Le domaine informatique est maintenant devenu éminemment complexe. Les systèmes de contrôle industriels propriétaires, parfois transformés en architectures ouvertes (open source), emploient des technologies standard interconnectées avec des réseaux internes aux entreprises et l’Internet.

Seulement, les solutions de protection informatique, comme l’application de correctifs de sécurité lorsqu’une faille est découverte dans un logiciel, ne sont pas aisément applicables dans la filière nucléaire. Selon l’une des personnes interrogées, mettre en place une ‘défense active’ (antivirus par exemple) impliquerait un arrêt net et imprévisible d’un cinquième des équipements (estimation haute ?). À cela s’ajoute la détérioration possible du fonctionnement de certains des équipements après coup. Chacun sait qu’appliquer une mise à jour logicielle impose d’effectuer des tests longs afin d’assurer la remise en route des installations sans mauvaises interactions.

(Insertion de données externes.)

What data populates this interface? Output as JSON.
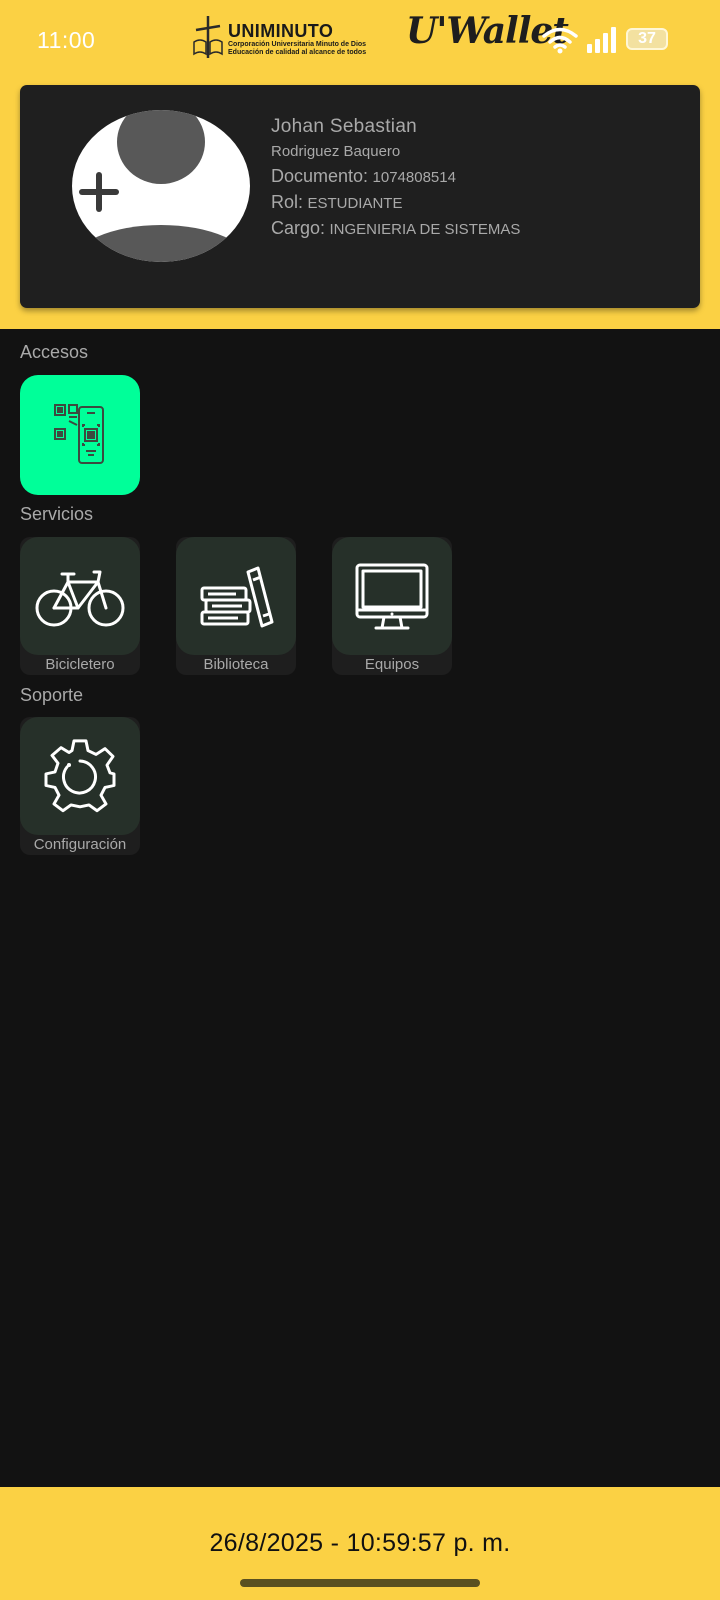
{
  "status_bar": {
    "time": "11:00",
    "battery": "37",
    "icons": [
      "wifi-icon",
      "signal-icon",
      "battery-icon"
    ]
  },
  "brand": {
    "logo_title": "UNIMINUTO",
    "logo_subtitle_1": "Corporación Universitaria Minuto de Dios",
    "logo_subtitle_2": "Educación de calidad al alcance de todos",
    "app_name": "U'Wallet"
  },
  "profile": {
    "first_name": "Johan Sebastian",
    "last_name": "Rodriguez Baquero",
    "document_label": "Documento:",
    "document_value": "1074808514",
    "role_label": "Rol:",
    "role_value": "ESTUDIANTE",
    "position_label": "Cargo:",
    "position_value": "INGENIERIA DE SISTEMAS"
  },
  "sections": {
    "access_title": "Accesos",
    "services_title": "Servicios",
    "support_title": "Soporte"
  },
  "services": [
    {
      "label": "Bicicletero",
      "icon": "bicycle-icon"
    },
    {
      "label": "Biblioteca",
      "icon": "books-icon"
    },
    {
      "label": "Equipos",
      "icon": "monitor-icon"
    }
  ],
  "support": [
    {
      "label": "Configuración",
      "icon": "gear-icon"
    }
  ],
  "access": [
    {
      "icon": "qr-scan-icon"
    }
  ],
  "footer": {
    "datetime": "26/8/2025 - 10:59:57 p. m."
  },
  "colors": {
    "brand_yellow": "#fbd144",
    "background": "#121212",
    "card": "#1f1f1f",
    "tile": "#263029",
    "access_green": "#00ff99",
    "text_muted": "#a9a9a9"
  }
}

Mais voilà, chose surprenante pour les utilisateurs lambda que nous sommes, la plupart des logiciels dans le secteur nucléaire ne sont que très rarement, voire jamais mis à jour, alors que les failles sont souvent documentées et accessibles sur l’Internet. Dans le cas d’une centrale nucléaire par exemple, la majorité des renouvellements des équipements se situe durant la ‘visite décennale’ (VD), c’est-à-dire lors d’un arrêt de tranche de plusieurs mois tous les dix ans, donnant lieu à des tests et des mises à niveau de grande ampleur.

L’ASN a rappelé que

  le décret n°2007-1557 du 2 novembre 2007 dispose que le rapport de sûreté traite de l’ensemble des accidents pouvant intervenir sur l’installation, que leur cause soit d’origine interne ou externe, y compris s’il s’agit d’un acte de malveillance. L’arrêté du 7 février 2012 précise à ce sujet, dans ses articles 3.5 et 3.6, que les conséquences sur l’installation des actes de malveillance sont des événements déclencheurs à traiter dans la démonstration de sûreté en tant qu’agression interne et externe.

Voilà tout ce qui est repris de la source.